This article about salary negotiation originally appeared in LinkedIn. If we’re not connected there and you’d like to be, reach out here.
As a specialized technology transfer recruiting firm, we see a large number of salary negotiations at some of the most prestigious research institutions in the world. Yet even at this level, we see some back and forths that make us shake our heads. Here are some of the most common candidate mistakes we see and they often cost the person the job:
Mistakes to Avoid When Negotiating a Salary
It’s important to remember the employer may be really excited about hiring you but this isn’t like negotiating the price of a car. You don’t want the other party to squirm. You need to work with them when the dust clears. Don’t leave a bad taste in their mouths by trying to head up a ruthless negotiation. Don’t:
Change Your Mind
When working with a recruiter you have a bit of an edge because you already know the ballpark of what the position is paying. Don’t agree to this ballpark and then wait for an offer only to change your mind and try to negotiate something that is outside of that range. It makes you look bad. It also makes the recruiter look like they didn’t vet you properly. Rest assured that will only happen once.

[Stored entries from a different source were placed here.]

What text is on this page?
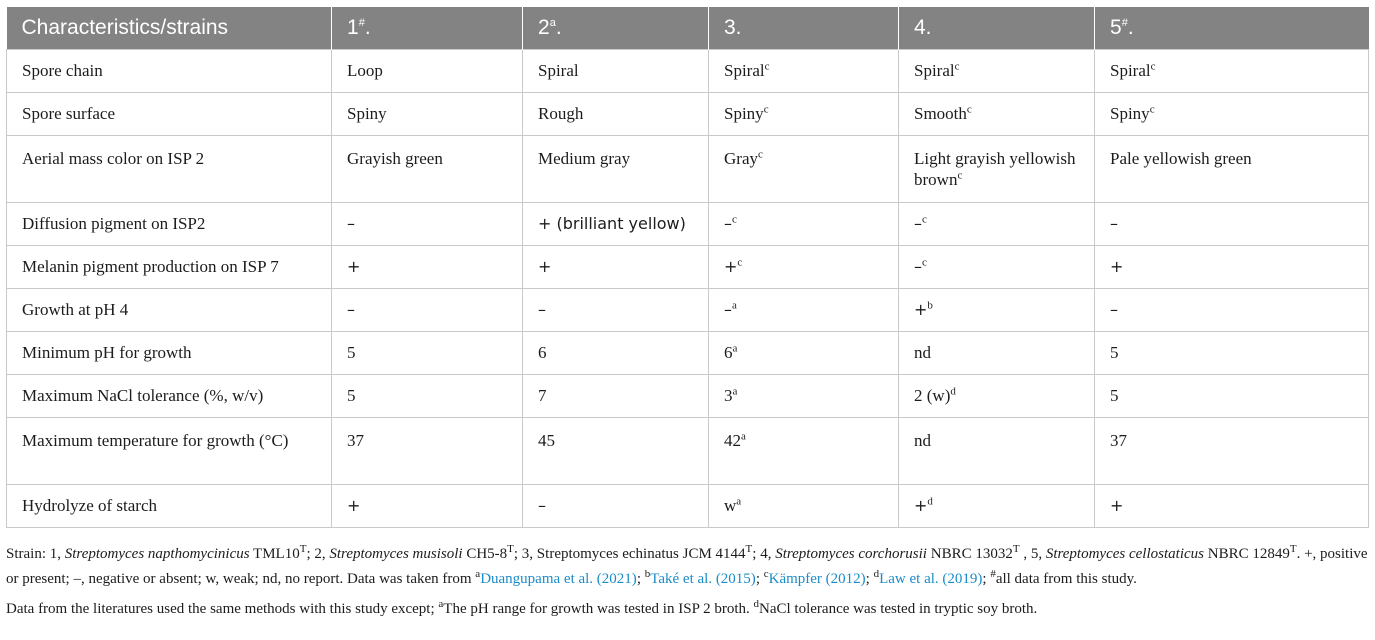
Characteristics/strains	1#.	2$^a$.	3.	4.	5#.
Spore chain	Loop	Spiral	Spiral$^c$	Spiral$^c$	Spiral$^c$
Spore surface	Spiny	Rough	Spiny$^c$	Smooth$^c$	Spiny$^c$
Aerial mass color on ISP 2	Grayish green	Medium gray	Gray$^c$	Light grayish yellowish brown$^c$	Pale yellowish green
Diffusion pigment on ISP2	–	+ (brilliant yellow)	–$^c$	–$^c$	–
Melanin pigment production on ISP 7	+	+	+$^c$	–$^c$	+
Growth at pH 4	–	–	–$^a$	+$^b$	–
Minimum pH for growth	5	6	6$^a$	nd	5
Maximum NaCl tolerance (%, w/v)	5	7	3$^a$	2 $(w)^d$	5
Maximum temperature for growth (°C)	37	45	42$^a$	nd	37
Hydrolyze of starch	+	–	$w^a$	+$^d$	+

Strain: 1, Streptomyces napthomycinicus $TML10^T$; 2, Streptomyces musisoli $CH5-8^T$; 3, Streptomyces echinatus JCM $4144^T$; 4, Streptomyces corchorusii NBRC $13032^T$ , 5, Streptomyces cellostaticus NBRC $12849^T$. +, positive or present; –, negative or absent; w, weak; nd, no report. Data was taken from $^a$Duangupama et al. (2021); $^b$Také et al. (2015); $^c$Kämpfer (2012); $^d$Law et al. (2019); #all data from this study.

Data from the literatures used the same methods with this study except; $^a$The pH range for growth was tested in ISP 2 broth. $^d$NaCl tolerance was tested in tryptic soy broth.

Settle for Less Than You’re Worth
Self-inflated egos aside, if you accept a job under your desired salary range it better be a good opportunity to get your foot in the door because after accepting it, you’ll find you may grow restless and bitter once you settle in. Know your worth (your honest worth. We’d all like to make a cool mill each year) and make sure before going for that interview that you and the employer are in the same range.
Focus on the Numbers Only
Sometimes an employer simply doesn’t have the budget to go any higher, especially if what you’re asking for places you on the high end of their pay band. In these cases, it is sometimes easier for them to grant other benefits like additional bonuses or extra vacation. Look for ways to be flexible in these cases. Your solution-finding abilities may impress them.
Salary negotiation is important because it sets the trajectory for your earning potential within your new organization. However, you’re looking to build bridges in an intellectual property department position. If you can’t negotiate your own salary in a professional manner, you will be setting the tone and telling the employer that negotiating tech transfer agreements on their behalf might not be a good fit.